In June, meanwhile, local municipalities were asked to decide, by Oct. 3, if they wanted to be part of an alliance to decide how solid waste is to be managed in the county.

“Is the county leading this? Of course they are,” Menke says. “I have a copy of the basic alliance agreement, produced by the county a year ago.”

Every municipality in the region has been offered a chance to be in the alliance, but many — like Spokane Valley — haven’t committed yet.

Menke says the city is not ready to join an alliance that might vote against using the city’s waste plant.
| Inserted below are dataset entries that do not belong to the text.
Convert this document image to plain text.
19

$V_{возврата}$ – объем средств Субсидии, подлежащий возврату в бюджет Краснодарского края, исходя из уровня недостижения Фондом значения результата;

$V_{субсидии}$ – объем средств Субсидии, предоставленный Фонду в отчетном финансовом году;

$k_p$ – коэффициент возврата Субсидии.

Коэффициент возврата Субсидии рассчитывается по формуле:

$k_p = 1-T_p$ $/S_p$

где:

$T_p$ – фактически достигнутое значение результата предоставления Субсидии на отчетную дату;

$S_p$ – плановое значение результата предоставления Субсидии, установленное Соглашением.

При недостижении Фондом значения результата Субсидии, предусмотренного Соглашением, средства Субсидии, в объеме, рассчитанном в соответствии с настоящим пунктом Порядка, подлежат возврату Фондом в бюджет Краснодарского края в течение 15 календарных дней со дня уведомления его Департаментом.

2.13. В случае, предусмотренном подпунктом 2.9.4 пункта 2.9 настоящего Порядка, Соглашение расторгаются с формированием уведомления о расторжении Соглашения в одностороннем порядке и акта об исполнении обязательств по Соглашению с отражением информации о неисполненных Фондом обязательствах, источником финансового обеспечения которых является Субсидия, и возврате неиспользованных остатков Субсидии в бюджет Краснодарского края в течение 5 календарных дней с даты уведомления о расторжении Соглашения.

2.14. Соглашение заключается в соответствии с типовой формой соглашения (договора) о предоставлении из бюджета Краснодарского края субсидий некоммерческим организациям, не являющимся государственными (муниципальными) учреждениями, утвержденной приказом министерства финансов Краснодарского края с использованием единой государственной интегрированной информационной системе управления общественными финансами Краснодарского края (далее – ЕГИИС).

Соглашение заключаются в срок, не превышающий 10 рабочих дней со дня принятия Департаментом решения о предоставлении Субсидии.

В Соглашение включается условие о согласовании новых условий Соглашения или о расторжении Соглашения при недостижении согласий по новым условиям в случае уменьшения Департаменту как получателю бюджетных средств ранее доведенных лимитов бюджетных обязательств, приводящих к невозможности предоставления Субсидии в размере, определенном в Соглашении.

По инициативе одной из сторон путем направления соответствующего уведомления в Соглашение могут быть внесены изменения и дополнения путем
“The county commissioners have different interests than the city of Spokane,” Rush said at a recent City Council briefing session, to a murmur of agreement from Council President Joe Shogan. “They have formed an alliance, and pulled our partners into an alliance. … Now if we take an action independent of them it will just push our regional partners deeper into the arms of the county and their desire to run a solid-waste system.”

With the Waste-to-Energy partnership on the shoals, and the animal-control project just setting sail, the future of governmental collaboration remains unclear.

Other debates about regional cooperation — over the jail, police and firefighters, annexation, the health district, and regional transportation — will surely follow.

“It sounds really simple that the two parties can get together,” Verner says. But then you start to unearth old contracts and commitments, and turf wars and politics get involved, and nothing is simple anymore.

“There are a number of partnership agreements that work very well,” says French, who was a member of the City Council before joining the county. “It’s not as though we don’t play well.”